Telstra profit down 40 percent in 'distressed' market

Telstra saw net profit fall 40.4 percent to $2.73 billion for its fiscal year ended 30 June 2002, on revenue that rose 3 percent to $18.2 billion, the company announced Wednesday. The figures exclude revenue and earnings from overseas affiliates.

Last year, Telstra achieved profits of A$4.57 billion on revenues of A$17.7 billion, and held up well this year in a global market which Chief Executive Officer Ziggy Switkowski said is full of "distressed" telecommunication companies.

"This is a very satisfactory result in a subdued market," he said in a Webcast. "We are productive, cashed up and fired up."

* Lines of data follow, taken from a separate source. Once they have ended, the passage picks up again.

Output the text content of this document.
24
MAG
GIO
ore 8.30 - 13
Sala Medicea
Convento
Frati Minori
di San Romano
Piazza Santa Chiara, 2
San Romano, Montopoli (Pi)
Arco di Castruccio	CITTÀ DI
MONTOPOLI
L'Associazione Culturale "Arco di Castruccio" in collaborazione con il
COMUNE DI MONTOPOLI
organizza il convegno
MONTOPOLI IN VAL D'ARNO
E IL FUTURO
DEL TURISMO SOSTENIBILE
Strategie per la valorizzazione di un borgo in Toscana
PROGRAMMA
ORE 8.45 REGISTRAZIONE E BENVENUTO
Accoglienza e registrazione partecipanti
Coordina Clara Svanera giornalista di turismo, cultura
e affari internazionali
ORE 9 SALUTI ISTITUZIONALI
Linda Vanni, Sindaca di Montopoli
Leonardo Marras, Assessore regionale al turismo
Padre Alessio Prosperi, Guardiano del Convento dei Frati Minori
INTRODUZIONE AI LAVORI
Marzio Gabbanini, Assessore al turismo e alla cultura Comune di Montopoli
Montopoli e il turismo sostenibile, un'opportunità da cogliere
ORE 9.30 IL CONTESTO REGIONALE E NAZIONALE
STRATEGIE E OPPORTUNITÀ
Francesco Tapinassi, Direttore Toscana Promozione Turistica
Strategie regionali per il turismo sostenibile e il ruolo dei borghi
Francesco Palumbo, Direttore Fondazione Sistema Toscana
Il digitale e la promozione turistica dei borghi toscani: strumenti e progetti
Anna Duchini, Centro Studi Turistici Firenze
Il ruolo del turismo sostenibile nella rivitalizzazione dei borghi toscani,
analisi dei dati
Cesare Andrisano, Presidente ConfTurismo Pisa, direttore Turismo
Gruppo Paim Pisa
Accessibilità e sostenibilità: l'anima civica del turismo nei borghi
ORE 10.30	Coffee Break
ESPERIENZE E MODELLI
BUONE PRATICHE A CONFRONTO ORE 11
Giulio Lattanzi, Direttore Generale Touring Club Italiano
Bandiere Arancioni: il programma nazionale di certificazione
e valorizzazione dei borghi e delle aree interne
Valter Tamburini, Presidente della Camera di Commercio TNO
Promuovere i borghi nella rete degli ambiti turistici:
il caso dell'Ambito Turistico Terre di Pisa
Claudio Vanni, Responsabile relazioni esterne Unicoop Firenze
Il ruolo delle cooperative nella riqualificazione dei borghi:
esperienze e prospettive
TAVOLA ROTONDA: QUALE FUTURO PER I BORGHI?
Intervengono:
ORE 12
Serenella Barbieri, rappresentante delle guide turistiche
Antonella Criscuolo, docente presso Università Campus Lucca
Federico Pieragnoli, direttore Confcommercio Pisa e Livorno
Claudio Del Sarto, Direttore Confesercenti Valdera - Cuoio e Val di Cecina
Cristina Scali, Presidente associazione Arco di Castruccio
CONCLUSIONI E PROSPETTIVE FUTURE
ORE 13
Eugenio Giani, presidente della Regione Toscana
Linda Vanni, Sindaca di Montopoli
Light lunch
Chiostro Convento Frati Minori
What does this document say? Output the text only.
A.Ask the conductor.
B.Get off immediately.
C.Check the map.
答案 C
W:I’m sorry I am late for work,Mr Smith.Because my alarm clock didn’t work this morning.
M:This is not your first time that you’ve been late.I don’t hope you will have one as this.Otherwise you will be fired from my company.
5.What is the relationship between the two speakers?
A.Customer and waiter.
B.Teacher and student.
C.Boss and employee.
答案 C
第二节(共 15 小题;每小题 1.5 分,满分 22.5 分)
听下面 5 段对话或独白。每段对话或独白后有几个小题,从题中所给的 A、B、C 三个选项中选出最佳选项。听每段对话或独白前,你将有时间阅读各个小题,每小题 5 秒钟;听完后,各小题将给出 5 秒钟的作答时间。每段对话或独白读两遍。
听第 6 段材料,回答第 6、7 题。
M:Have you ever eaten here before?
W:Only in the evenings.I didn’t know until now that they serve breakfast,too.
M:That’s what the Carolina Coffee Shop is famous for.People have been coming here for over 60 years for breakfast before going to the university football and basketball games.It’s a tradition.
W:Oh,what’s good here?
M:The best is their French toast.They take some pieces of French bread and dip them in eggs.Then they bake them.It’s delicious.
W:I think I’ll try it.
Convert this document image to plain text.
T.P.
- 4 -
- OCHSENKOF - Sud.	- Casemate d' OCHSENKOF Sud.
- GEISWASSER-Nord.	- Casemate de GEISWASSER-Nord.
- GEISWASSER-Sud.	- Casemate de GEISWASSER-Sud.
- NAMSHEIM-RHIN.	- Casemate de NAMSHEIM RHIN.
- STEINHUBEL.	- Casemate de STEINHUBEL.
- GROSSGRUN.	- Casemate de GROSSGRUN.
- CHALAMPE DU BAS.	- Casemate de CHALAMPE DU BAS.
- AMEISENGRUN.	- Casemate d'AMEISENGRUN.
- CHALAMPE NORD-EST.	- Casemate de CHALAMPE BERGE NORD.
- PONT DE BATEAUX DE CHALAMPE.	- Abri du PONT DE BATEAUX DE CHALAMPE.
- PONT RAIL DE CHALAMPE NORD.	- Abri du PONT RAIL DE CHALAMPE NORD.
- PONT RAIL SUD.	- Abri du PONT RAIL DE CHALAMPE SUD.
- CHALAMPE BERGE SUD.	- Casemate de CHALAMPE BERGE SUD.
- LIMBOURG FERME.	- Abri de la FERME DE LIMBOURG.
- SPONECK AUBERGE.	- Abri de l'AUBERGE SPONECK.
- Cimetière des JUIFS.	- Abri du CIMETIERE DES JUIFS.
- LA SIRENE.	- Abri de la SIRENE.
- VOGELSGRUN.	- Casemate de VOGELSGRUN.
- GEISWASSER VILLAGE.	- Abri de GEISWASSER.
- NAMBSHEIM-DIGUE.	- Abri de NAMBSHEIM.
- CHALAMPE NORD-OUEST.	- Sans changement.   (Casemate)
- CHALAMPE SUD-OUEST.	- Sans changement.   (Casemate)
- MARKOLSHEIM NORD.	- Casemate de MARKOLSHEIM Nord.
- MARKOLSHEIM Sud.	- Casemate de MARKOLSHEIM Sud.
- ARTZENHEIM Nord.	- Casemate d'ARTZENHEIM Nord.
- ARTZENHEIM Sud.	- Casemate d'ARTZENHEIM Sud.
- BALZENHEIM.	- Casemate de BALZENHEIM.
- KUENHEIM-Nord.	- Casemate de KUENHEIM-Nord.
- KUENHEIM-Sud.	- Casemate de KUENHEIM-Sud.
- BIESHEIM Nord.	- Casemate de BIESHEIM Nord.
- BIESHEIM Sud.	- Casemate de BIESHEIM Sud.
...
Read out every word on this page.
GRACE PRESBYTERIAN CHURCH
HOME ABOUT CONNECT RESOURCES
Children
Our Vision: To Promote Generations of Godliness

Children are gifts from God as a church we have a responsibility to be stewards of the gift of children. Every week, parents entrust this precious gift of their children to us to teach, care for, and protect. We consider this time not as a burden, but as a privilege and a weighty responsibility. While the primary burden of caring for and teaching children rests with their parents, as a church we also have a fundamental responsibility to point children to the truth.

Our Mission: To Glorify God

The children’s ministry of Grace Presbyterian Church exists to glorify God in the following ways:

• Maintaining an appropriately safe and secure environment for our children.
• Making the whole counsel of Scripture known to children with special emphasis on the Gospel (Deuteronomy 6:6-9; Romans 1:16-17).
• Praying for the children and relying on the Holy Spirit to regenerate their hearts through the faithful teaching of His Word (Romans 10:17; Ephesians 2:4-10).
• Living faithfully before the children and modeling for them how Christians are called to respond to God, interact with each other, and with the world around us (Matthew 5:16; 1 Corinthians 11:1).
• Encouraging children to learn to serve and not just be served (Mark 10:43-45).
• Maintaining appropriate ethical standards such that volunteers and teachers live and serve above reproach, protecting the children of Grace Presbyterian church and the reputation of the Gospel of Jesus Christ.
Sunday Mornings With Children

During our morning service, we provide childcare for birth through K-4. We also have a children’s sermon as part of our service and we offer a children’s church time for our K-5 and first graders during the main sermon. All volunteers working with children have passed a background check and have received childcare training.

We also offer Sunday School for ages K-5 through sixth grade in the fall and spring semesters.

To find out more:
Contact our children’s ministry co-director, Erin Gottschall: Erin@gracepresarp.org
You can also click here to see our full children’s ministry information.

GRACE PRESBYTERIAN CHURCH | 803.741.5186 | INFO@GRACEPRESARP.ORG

The mobile and fixed-to-mobile services sector showed strong revenue growth of 10.3 percent, which offset a decline in revenue from traditional fixed-line telephony services. Internet access was also a strong area, with total Internet subscribers up 32 percent to 1.28 million subscribers, including broadband subscribers up 115 percent to more than 168,000 customers, the company said.

The broadband growth rate indicates that Telstra expects to meet its target of 1 million broadband subscribers by the end of 2005, Switkowski said.

Telstra has been upgrading its mobile phone coverage and is poised for a fast rollout of 3G (third-generation) services once a sufficient variety and quality of handsets, along with suitable customer applications, is ready, Switkowski said.

In a telecommunication market which will see more consolidation, both in Australia and overseas, Telstra's cash flow will remain strong, according to Switkowski. But Telstra will continue to "unswervingly" focus on improving customer service, he said.

"We know we are well short of perfect, wherever we turn," he said.

Telstra reaffirmed its desire to see the company fully privatized, but conceded that this would only happen after extensive debate in Australia's parliament.

Independent telecommunication analyst Paul Budde said that while Telstra is one of the strongest carriers around in financial terms, its strength has come more from cost cutting than from revenue growth.

"By its clever use of delaying tactics (after market deregulation), Telstra certainly won the battle in the traditional telco market," Budde said. "But despite all these victories, the overall stagnation in revenue growth is an indication that all is not well on the business side of things."